In yet another aspect, the present invention also provides a non-transitory computer readable storage medium having stored thereon a computer program which, when executed by a processor, is implemented to perform the above-provided voice interaction methods, the method comprising:
collecting user voice stream after voice interaction awakening;
performing voice endpoint detection and voice recognition on the user voice stream based on voice interaction resources to obtain a recognition text of the user voice stream, wherein the voice endpoint detection is performed based on semantics of the user voice stream, and the voice interaction resources comprise voice interaction knowledge and resource data related to voice interaction tasks;
based on the voice interaction resource, natural language understanding, dialogue management and natural language generation are carried out on the identification text, and an interaction text of the identification text is obtained;
performing voice synthesis operation on the interactive text to obtain interactive synthesized voice of the interactive text;
Broadcasting the interactive synthetic voice, and stopping broadcasting the interactive synthetic voice until updated interactive synthetic voice is obtained under the condition that the user voice stream is acquired in the broadcasting process of the interactive synthetic voice, or continuously broadcasting the interactive synthetic voice until updated interactive synthetic voice is obtained;
the collection of the user voice stream is carried out through an uplink channel, the broadcasting of the interactive synthetic voice is carried out through a downlink channel, the uplink channel and the downlink channel are different physical channels, and the uplink channel and the downlink channel are processed in parallel.
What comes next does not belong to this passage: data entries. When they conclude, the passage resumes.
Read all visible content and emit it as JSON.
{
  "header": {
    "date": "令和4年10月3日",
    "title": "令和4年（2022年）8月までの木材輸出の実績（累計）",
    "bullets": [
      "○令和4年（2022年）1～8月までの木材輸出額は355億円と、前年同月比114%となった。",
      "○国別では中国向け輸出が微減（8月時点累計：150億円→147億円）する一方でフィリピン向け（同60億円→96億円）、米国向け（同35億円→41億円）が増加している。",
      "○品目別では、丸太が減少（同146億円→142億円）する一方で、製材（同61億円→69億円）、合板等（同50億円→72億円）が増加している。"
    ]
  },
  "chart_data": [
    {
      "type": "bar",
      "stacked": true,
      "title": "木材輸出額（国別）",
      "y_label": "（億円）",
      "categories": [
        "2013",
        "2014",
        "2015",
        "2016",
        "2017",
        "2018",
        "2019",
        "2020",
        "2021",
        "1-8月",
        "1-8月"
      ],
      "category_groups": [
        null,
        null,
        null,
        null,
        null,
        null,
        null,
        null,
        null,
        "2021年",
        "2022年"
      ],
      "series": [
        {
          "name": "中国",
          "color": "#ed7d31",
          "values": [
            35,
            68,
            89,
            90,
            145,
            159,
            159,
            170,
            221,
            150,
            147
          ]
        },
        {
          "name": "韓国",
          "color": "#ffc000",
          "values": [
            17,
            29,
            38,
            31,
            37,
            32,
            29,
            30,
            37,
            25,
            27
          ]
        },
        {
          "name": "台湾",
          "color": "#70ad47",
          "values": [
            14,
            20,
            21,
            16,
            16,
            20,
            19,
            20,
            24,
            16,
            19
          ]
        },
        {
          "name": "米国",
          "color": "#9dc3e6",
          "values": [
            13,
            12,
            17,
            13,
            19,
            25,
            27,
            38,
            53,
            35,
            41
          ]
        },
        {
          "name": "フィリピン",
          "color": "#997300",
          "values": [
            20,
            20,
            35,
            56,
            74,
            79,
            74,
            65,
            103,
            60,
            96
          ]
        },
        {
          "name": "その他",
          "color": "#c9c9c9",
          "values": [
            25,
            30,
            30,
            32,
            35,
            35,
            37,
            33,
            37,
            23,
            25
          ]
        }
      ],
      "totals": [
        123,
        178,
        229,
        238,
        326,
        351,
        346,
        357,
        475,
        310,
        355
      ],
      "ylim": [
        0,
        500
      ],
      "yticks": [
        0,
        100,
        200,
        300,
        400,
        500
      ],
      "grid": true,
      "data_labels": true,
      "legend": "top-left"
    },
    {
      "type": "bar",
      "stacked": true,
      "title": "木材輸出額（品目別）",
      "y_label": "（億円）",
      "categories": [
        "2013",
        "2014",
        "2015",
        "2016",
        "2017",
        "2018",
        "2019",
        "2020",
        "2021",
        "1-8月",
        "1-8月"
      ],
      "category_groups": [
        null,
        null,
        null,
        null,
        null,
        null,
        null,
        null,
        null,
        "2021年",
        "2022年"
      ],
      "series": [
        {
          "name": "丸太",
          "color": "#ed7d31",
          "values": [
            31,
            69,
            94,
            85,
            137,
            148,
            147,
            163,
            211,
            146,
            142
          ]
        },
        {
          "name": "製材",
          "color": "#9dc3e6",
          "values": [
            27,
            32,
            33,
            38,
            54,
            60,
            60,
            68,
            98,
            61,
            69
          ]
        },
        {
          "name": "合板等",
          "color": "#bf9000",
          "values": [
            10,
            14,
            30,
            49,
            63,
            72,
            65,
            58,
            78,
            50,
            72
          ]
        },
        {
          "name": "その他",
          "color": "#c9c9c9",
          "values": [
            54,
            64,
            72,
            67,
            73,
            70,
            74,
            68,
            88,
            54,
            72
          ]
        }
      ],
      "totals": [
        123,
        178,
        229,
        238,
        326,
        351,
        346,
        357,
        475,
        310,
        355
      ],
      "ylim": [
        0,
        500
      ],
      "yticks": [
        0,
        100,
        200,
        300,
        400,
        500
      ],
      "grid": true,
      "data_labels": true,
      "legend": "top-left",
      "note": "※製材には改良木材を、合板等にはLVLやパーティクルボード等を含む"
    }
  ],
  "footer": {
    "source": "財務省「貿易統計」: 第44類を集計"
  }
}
The apparatus embodiments described above are merely illustrative, wherein the elements illustrated as separate elements may or may not be physically separate, and the elements shown as elements may or may not be physical elements, may be located in one place, or may be distributed over a plurality of network elements. Some or all of the modules may be selected according to actual needs to achieve the purpose of the solution of this embodiment. Those of ordinary skill in the art will understand and implement the present invention without undue burden.
From the above description of the embodiments, it will be apparent to those skilled in the art that the embodiments may be implemented by means of software plus necessary general hardware platforms, or of course may be implemented by means of hardware. Based on this understanding, the foregoing technical solution may be embodied essentially or in a part contributing to the prior art in the form of a software product, which may be stored in a computer readable storage medium, such as ROM/RAM, a magnetic disk, an optical disk, etc., including several instructions for causing a computer device (which may be a personal computer, a server, or a network device, etc.) to execute the method described in the respective embodiments or some parts of the embodiments.
Finally, it should be noted that: the above embodiments are only for illustrating the technical solution of the present invention, and are not limiting; although the invention has been described in detail with reference to the foregoing embodiments, it will be understood by those of ordinary skill in the art that: the technical scheme described in the foregoing embodiments can be modified or some technical features thereof can be replaced by equivalents; such modifications and substitutions do not depart from the spirit and scope of the technical solutions of the embodiments of the present invention.